During exercise, your muscles, joint and tendons warm up and fill with blood—a process that provides nutrients and oxygen, and releases lactic acid and CO2. This process allows the body to optimize body tissue repair and maintenance.

When you engage in a light level of activity, your body repairs itself automatically and adapts to new works loads. Your body’s structure become more efficient and geared towards performance.  It’s a process called overload exercise principle.

But…things can go wrong. In your attempt to work harder or exercise beyond what you’re used to, muscle tissue and joints can breakdown. When you take things too far, your body’s structure become red, swollen and painful on the inside, and are subject to small micro-ruptures. This results in overuse injuries.

So, it doesn’t matter if you’re a worker or an athlete. Injuries happen. Physiotherapy is there to help repair the damage. Your physiotherapist—like the friendly physiotherapists at Active Sport Physiotherapy Clinic—can help you identify the affected structure and mechanism of injury, analyze the faulty biomechanics (movements) to correct and prevent re-injury, and set you up with a stretching and strengthening program. Their goal is to help you recover and return to your regular activities.

 

What Happens When You Don’t Listen to Your Body

When you have repetitive irritations, inflammation can become chronic.  What could have healed in a period of two to six weeks may linger for three to six months.  This  happens when a simple inflammation—a mix of redness, heat, pain and tissue irritation—that would normally heal in a few day/weeks changes in chemistry resulting in vulnerable tissue. In other words, when you don’t listen to your body, you can injure yourself more easily!

 

The Four-Step Solution

There are ways to avoid injury in the first place.

  1. Identify the aggravating factors and minimize them.

This sounds easy but can be complicated, especially when those aggravating factors come from tasks we need to complete for work, or for everyday living like walking, holding, carrying, lifting and so on. A physiotherapist can help you make ergonomic choices to avoid motions that irritate your body.

  1. Support the structure.

When it makes sense, you can use a brace for a wrist injury, tendonitis, carpal tunnel, shin splints, chronic ankle sprain or any other overuse injuries. These supports will help you reach a speedy recovery. (As an aside our Bracing Corner has all the bracing you might need.)

  1. Stretch the affected structures.

When inflamed, a tendon or muscle shortens as it heals (similar to how a skin scar pulls inward). You need to heal these in an elongated position to avoid constant re-tearing and re-irritation of the injury. You do this by stretching!
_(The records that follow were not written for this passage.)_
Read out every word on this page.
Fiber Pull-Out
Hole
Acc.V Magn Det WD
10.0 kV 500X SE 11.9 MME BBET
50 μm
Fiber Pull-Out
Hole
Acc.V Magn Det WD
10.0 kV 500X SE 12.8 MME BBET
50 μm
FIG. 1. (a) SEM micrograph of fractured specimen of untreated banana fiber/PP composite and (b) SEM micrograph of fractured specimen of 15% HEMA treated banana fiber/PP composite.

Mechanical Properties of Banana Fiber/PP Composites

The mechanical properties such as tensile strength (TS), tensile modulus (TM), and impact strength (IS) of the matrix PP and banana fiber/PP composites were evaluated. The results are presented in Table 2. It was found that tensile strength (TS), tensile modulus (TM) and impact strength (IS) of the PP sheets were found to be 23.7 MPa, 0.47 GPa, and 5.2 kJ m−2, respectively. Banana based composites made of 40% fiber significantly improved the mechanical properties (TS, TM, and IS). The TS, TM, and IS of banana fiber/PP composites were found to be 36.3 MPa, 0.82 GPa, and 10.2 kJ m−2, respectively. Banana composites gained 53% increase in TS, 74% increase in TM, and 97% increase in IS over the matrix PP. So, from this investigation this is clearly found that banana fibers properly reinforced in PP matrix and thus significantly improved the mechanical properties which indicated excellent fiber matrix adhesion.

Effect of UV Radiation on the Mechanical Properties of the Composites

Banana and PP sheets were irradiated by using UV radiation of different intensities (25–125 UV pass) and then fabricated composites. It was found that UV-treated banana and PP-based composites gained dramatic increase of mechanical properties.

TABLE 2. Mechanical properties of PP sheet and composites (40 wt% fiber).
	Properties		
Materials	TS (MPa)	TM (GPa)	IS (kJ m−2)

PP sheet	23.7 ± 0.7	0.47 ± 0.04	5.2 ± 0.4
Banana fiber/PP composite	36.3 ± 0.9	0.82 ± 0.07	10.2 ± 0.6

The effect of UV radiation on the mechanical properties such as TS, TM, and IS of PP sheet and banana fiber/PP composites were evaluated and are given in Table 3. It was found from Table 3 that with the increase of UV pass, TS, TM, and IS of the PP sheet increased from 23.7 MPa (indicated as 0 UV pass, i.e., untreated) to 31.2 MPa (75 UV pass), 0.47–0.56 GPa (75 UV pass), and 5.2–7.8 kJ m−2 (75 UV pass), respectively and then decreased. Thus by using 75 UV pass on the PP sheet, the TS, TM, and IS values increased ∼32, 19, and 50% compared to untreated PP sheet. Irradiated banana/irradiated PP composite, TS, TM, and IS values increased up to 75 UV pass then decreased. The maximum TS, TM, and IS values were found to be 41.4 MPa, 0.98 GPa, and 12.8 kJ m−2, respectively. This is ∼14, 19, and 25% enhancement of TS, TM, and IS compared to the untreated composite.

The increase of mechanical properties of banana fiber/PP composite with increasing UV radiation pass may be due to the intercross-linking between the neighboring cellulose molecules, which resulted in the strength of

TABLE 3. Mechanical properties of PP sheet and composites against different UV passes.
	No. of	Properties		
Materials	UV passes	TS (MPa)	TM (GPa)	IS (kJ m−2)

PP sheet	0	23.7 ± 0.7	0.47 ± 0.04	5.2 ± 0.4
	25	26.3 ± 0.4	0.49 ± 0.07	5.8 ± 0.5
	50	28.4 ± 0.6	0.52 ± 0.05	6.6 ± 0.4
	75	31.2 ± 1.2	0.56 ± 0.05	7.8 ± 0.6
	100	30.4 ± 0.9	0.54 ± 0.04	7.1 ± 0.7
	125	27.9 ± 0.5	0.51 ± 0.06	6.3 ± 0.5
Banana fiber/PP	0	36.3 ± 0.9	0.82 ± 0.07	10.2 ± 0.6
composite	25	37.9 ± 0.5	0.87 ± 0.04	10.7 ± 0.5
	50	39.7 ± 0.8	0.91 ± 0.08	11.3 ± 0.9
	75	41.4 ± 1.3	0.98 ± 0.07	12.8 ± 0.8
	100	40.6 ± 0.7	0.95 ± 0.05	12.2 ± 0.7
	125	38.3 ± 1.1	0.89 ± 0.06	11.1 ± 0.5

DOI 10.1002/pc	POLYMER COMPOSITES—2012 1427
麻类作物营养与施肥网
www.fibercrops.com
  1. Strengthen to prevent recurrence.

Once lengthened, your tissues are less vulnerable to movement and are ready to get strong again. By strengthening it over several weeks to months, you will gradually reverse the process of chronic inflammation and allow the tissue to receive load once more.

 

Why Should You See a Physiotherapist?

A physiotherapist is a specialist in movement, function and body mechanics, trained in various sub-specialties including orthopedics, sports, ergonomics, occupational injuries, neurology, and cardiovascular conditions.  These are the experts who know how to identify and treat problems using the most effective modalities, who can set up and support you through programs, and can also help you avoid future injuries. They’re trained to help everyone—from the everyday worker to the amateur athlete to the high-performance professional.